Tomoko Yoneda. Fundación Mapfre (Madrid)
Tomoko Yoneda.Fundación Mapfre

Ayer pasé mi primer día festivo sin confinamiento perimetral de barrio con mis hijas. Fue un sábado extraordinario en el que saboreamos lo excepcional de lo cotidiano: madrugar, ir juntas a una expo -extraordinaria la de fotografía de la japonesa Tomoko Yoneda en la Fundación Mapfre, donde tuvimos ración doble cortesía de Yawlensky. Expresionismo y abstracción, colorido y evolución de las formas reconocibles a la esencia del rostro en pocos trazos: “A mi modo de ver, la cara no es solo la cara, sino el cosmos. En la cara se manifiesta todo el universo”.

Después, aperitivo en ese otro universo que es Chueca, hallazgo de una tienda única en la que venden los relojes medievales de Carlos Ardavín. Un artesano exquisito del tiempo al que tuve el privilegio de entrevistar hace muchos años y a quien entonces compré una de sus maravillas en hierro que lleva roto años por un accidente doméstico. Al parecer, me dijo la mujer que reina en el local, Carlos ya es nonagenario y está retirado pero su hija ha asegurado la continuidad del prodigio. Luego, en voz baja, como si se tratara de un secreto. “Yo reparo los relojes. Si quieres, lo vemos”. Me alegró que la serendipia me hubiera abierto una puerta inesperada a la resurrección de un objeto herido, una vez más.

Rebobino. Hay algo en las fotos de Tomoko Yoneda que tiene que ver con vivir el último instante de algo (y esta frase se la robo, de nuevo, a Wong Kar Wai). “Más allá de la memoria y de la incertidumbre” se titula una de las series de la fotógrafa.

Las ramas desnudas del cerezo, esos blancos rotos por la presencia del espíritu en desbandada. Esa piscina de arquitectura colosal que es una metáfora bellísima de la soledad. Esa playa ruidosa y eléctrica donde tiempo atrás se produjo el desembarco de Normandía… El ayer traído al presente en una moviola hipnótica que nos tuvo a las tres concentradas en ese templo de Madrid en el que solía pasar muchos mediodías solitarios cuando trabajaba a pocos semáforos y andaba a zancadas subida a tacones de vértigo en un último instante de algo cuyo final sentía pero sin ponerle aún rostro ni palabras.

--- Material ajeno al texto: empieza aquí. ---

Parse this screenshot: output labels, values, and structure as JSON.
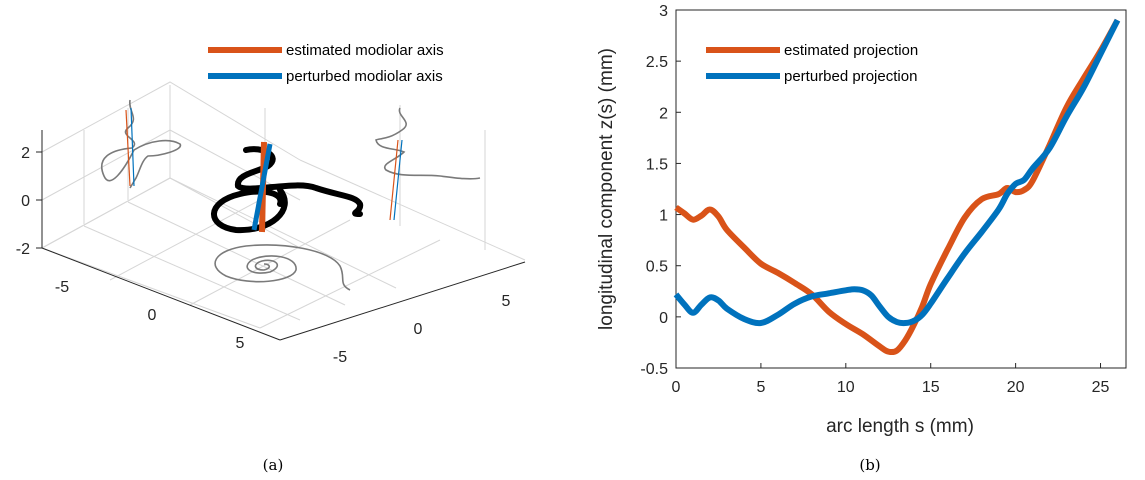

¿Cuántos metros median entre la impresión y el monólogo? ¿Qué tiene que pasar para que seamos conscientes de lo inevitable sobre nuestras cabezas? Cuando andamos a zancadas, ¿de qué estamos huyendo? ¿Cómo vivir el último instante de algo pequeño y prodigioso si no somos testigos en streaming? ¿Qué tipo de brújula llevar para orientarnos en nuestro propio yo en tiempos tan convulsos e inciertos como este? ¿Y si escribo a Tomoko y le pregunto qué está fotografiando hoy? ¿Por qué pongo freno a mis intuiciones si tantas veces se hacen carne y me habitan?

Me parece que el último instante de algo es un trampolín directo a la nostalgia. Por eso nunca se manifiesta en el momento, sino a través de intuiciones diferidas. Todos los días nos despedimos de algo o de alguien sin saberlo, y un tiempo después, de pronto, se nos viene a la cabeza y es un chispazo, como onda de piedra sobre el río, que nos provoca un viaje de recuerdos y la sensación reconocible y melancólica de habitar en una de esas fotos de Tomoko Yoneda. Inolvidable el ayer, brumoso el recuerdo pasado por el tamiz traicionero del presente.

Botín de rebajas!

PD.El sábado, veréis, siguió con un largo paseo, la compra de unas botas bien estrafalarias de Pons Quintana y comida deliciosa y picante en la azotea del Mercado de San Antón. Siesta, lectura, paseo vespertino con mi hija. Dilema crucial: “¿Me compro el disfraz de abeja o de vaca, mamá?” (es profesora de infantil). Vuelta a casa, cena con pizza y sofá. Pura placidez. Recuperación de instantes que el virus había cercenado en parte y aquí están, brotes de primavera.

P.D. Atención, pregunta: ¿He celebrado alguna vez en mi vida San Valentín? No me consta, pero lo mismo sí y lo he olvidado. Cuando el amor se va, lo que tiene que entrar es el velo salvífico del perdón (y la autoindulgencia). O el eco agridulce de ese último instante, como rama desnuda de cerezo.